Vincenti pointed to one such hidden message in the glass enclosed pastel work.

“There’s a missing star on the flag,” he said.

Ellen Hart, retired U.S. Air Force, used actual letters from home in her three-dimensional paintings — “Letter from Home” and “Mail Call.” Both were created to honor military serving overseas.

“I intentionally left the letter illegible so the viewer can project whatever message they want, be it a letter from their wife, their sweetheart, their mother,” she said. “I left it open to depict how important it is that they get letters from home.”

Ellen explained why she chose to add 3-D to her paintings.

“I do 3-D because I thought it would make it interesting and I received such positive feedback. It’s fun,” she said. “It’s different and it literally gives my painting another dimension. Instead of lying flat on the canvas, it jumps out at you.”
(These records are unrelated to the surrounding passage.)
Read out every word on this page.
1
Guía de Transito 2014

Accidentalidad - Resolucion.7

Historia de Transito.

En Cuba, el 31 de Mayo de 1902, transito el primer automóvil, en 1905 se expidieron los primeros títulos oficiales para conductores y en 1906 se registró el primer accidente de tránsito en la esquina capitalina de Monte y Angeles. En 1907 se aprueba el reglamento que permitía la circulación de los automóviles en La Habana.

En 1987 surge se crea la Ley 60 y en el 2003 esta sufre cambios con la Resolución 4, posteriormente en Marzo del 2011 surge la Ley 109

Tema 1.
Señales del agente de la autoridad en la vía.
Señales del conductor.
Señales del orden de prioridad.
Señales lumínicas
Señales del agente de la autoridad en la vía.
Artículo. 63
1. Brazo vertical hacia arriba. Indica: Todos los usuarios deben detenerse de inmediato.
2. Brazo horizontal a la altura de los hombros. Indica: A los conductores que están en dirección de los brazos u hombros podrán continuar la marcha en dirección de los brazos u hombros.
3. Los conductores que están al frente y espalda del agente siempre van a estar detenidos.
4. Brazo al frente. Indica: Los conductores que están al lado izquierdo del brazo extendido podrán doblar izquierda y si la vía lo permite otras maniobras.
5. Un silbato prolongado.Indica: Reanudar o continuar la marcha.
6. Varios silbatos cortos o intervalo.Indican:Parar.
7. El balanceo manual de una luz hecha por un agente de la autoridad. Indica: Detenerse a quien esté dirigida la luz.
A free opening reception will be held from 4 to 7 p.m. on Saturday with entertainment and light catering. Awards will be presented for first, second and third place, as well as two honorable mentions. Featured are local authors J.M. Taylor (“Lost Key,” “Desert Winds,” “Gulf Winds,” “Missing Sticks,” “One Stick and a Waco”) and Sally Ling (“Who Killed Leno and Louise”)and music by Carrollwood Community Chorus.

“Art helps us experience historical events,” Kirkpatrick said. “A show like this will one day be our documentation of who our defenders were and their love for our country.”